After a while Cain rose, still looking very pale. "I have to study," he said. "Good-night, Father."
"Good-night," answered Stephen.
Then the boy left the room. But the smith sat buried in thought. He scarcely noticed Katharine, as she went to and fro, clearing the table. He could still see the boy's white forehead. And then it seemed to him as if an ugly spot were burning on it, and something within him seemed to say: "You branded him with that sign of shame!" For a moment facts and thoughts seemed to become confused. Then he drew his brows together and thought more intently, and saw everything clearly, as it really was: Not only had he burdened Maria's boy with that name, that shameful name, but he had marked him with the shame itself; for the name awakened the memory of the stain that clung to him from his birth. And if the village children, when they were simple, innocent little things, had made fun of Cain because he had a queer name, unlike anybody else's, now that they had grown bigger just as he had, and already knew more than was good for them, they pointed scornfully at him, not because his name was Cain, but because they knew why he bore that name. But had not he, Stephen Fausch, chosen that it should be so?
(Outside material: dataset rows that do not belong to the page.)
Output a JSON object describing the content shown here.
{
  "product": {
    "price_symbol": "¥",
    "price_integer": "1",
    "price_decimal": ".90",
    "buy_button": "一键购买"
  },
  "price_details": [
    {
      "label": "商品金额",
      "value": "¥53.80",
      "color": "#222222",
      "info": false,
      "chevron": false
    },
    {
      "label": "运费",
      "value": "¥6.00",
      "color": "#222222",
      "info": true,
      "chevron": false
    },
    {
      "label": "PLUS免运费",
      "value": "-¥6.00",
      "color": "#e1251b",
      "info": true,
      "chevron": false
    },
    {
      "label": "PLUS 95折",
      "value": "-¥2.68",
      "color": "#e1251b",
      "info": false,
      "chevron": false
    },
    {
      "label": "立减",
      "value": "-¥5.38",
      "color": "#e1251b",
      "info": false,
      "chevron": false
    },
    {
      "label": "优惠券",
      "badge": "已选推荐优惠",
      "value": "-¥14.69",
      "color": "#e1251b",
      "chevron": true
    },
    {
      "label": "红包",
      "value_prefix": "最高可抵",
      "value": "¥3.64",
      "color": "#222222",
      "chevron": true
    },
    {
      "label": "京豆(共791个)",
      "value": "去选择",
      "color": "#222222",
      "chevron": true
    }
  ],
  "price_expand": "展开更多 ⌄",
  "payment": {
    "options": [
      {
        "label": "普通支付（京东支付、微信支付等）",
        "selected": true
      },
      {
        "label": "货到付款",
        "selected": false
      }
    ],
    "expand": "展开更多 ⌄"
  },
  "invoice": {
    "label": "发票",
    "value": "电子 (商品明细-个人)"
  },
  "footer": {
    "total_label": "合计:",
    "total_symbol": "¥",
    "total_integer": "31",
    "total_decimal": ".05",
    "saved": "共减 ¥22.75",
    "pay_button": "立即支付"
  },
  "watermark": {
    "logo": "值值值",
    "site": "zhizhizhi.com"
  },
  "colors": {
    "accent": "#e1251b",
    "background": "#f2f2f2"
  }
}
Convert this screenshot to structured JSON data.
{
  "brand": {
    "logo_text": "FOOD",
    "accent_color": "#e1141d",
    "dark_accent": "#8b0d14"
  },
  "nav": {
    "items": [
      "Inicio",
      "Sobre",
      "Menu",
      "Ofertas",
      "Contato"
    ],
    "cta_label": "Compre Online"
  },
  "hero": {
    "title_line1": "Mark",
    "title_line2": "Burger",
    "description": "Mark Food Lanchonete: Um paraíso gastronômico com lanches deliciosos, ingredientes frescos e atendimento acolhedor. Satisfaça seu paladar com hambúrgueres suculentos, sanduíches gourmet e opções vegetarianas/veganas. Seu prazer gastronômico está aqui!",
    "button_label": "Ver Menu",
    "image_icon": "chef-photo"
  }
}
The injustice that had been done him, he had chosen to nail firmly and solidly in place, and firm and solid it should remain!
Two different forces were struggling in Fausch. There was his obstinacy, his untamed will, that he had never curbed in all his life, and together with that, something else, that was quite new, something like pity for the boy, or--who can guess what suddenly arose in revolt against his iron will. These two forces wrestled together, as it were, breast to breast, neither would yield, and there they stood, equal in strength. Fausch's dark brow flushed, he rocked back and forth in his chair, and his pipe went out. This inward strife gave him a grim hour. No inner commotion had ever before made the slow, heavy man outwardly so restless. The lamp was already burning low and threatening to go out, and Katharine had some time since finished her work in the kitchen, when he rose. He put out the smoking light, but he did not go to his own room near by. He took off his shoes as usual, carried them into the kitchen, and when he came back into the passageway, he stood still and listened. Nothing was stirring in the house. Then, in his bare feet, he went up the stairs to the attic, without noticing that Katharine's door still stood open, and slipped along, as quietly as he could, to the boy's little room. There he listened again. Then he pressed the latch, opened the door, and looked in.
Katharine came to her door half dressed. She had heard him feeling his way upstairs. She could now see him plainly, framed by Cain's doorway. A pale gray light filled the room. Her heart beat. What was the Master going to do? Surely he would not--Had he a grudge against the boy, on account of the fight?
Fausch looked over to the boy's bed. Then he drew a long breath. The lad was asleep. The smith had thought that Cain might still be crying. That was why he had come upstairs. He now closed the door again carefully.
Katharine involuntarily stepped back into her room, out of sight. She heard Fausch pass, taking care to tread softly, and go downstairs again. He went into the living room, and then she plainly heard him go into the next room. The thumping of her heart, that had almost taken away her breath subsided. But she lay awake a long time, wondering what the smith had come up for.
Katharine might wonder as long as she chose. Fausch never betrayed by any word, what he had been looking for in the boy's room that night. Neither did he show any change in his bearing, but remained sullen and reserved as always, and seemed at first to have forgotten that he had half promised the boy his protection against the persecution of the Waltheim lads. Nevertheless, the two powers were still struggling within him, and neither got the upper hand, because both were equally strong. However, one day, and soon after a second and a third time, the Waltheimers were surprised to see Stephen Fausch appear on the principal street of the village, by broad daylight, on a week day during working hours. He had on his leather apron, and was bareheaded, dark and grimy as usual, so that every one could see that he had just left his anvil. He looked so unfriendly, that those who met him did not care to accost him. It was about the time in the forenoon when the Waltheim children were let out of school. He walked past the schoolhouse, which stood in an open square in the middle of the village, as if some errand took him further, but he stopped in a side street or behind a neighboring house and waited, with his bare arms folded across his chest.
An acquaintance asked him what he was doing.
"Waiting, if you want to know," he answered.